My primary caregiver, my mother, has been, and is, to this day, the most chronically anxious person I know.  To sum it up, one of her famous sayings is:  ‘I’m not happy if I don’t have anything to worry about’.  She seems to pride herself on this thought process. This is the woman who raised me.  The woman who I got so many of my mannerisms and habits from.  She was my primary role model from childhood right through to adult hood.  So it makes sense that anxiety has been ingrained in me.

As a young adult I eventually came to recognize that my constant feelings of worry and unsettlement was not the normal for everyone.  I had a chronic health condition.  It was called ‘anxiety’.  And oh yay… by the way mom, you have anxiety too…. really really bad anxiety.  Too bad you are unwilling to see that.

Until very recently I always viewed my anxiety as comparable to an asthma exacerbation… sometimes I had it, and sometimes I didn’t.  It wasn’t until just a few months ago that, during a new thing I was trying, meditation, I came to understand that I lived with anxiety 24 hours a day 7 days a week.  Yes…even when I felt happy or life was going good, I came to realize, sitting on my meditation cushion one morning, that I have lived every moment of my life with some degree of anxiousness.  …WOW.  A light bulb went on in that moment and I knew I had uncovered a very big truth about myself.

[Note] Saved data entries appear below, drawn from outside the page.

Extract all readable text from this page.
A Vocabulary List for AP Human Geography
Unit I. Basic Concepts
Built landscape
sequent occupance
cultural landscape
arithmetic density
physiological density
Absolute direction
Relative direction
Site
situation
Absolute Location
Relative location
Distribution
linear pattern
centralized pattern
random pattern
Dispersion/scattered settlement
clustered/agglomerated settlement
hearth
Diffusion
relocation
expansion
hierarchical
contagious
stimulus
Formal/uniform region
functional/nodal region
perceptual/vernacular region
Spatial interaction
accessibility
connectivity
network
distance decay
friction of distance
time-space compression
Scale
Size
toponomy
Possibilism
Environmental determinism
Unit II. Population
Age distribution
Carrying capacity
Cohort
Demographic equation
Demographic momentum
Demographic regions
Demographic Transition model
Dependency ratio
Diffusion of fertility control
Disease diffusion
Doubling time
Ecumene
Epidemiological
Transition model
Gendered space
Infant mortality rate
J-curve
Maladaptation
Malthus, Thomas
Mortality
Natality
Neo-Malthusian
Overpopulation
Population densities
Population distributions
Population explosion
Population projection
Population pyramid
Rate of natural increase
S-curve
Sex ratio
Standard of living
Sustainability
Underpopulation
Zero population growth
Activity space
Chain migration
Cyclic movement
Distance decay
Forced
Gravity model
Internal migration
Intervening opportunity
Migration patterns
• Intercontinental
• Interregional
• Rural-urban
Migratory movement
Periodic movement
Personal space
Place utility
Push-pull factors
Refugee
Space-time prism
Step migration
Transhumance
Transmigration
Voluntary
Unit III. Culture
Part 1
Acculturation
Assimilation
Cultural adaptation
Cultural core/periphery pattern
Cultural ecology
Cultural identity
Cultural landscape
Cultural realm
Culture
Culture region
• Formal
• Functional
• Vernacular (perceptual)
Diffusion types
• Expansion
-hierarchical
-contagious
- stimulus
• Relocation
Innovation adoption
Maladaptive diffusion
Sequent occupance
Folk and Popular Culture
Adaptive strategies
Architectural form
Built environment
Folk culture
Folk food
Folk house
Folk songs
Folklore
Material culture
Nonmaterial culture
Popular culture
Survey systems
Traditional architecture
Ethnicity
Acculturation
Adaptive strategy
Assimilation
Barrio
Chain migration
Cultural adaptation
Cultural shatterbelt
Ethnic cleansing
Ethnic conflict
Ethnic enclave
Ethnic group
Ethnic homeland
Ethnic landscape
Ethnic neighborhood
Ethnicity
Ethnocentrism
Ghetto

So, how does my anxiety relate to my addiction to alcohol?   Well, let me give an example: Best case scenario – even if I am in a relaxed environment, having good times with friends or family, I still have an anxious feeling inside of me.  When I drink alcohol, I feel a release of that anxiousness that is a core part of who I am.  I recognize that now. When I drink alcohol I find my mind is able to have a break from my anxiety for a bit, or at least lessen it.  No wonder I like to drink.

The way I understand addiction is that the more you do something that feels good to you, the more you want to feel this way…. no matter what the consequences.  ‘In the moment I feel better when I drink alcohol.  It doesn’t matter that I feel bad after…. I just need to feel good right now.’  This is how addiction starts…  So I drink….innocently, trying to help myself feel better.  Self-medicating my anxiety.  Next thing you know, I have anxiety and now I have an alcohol addiction.

It has been one week and one day since my last drink of alcohol.  One day at a time is a good motto to live by.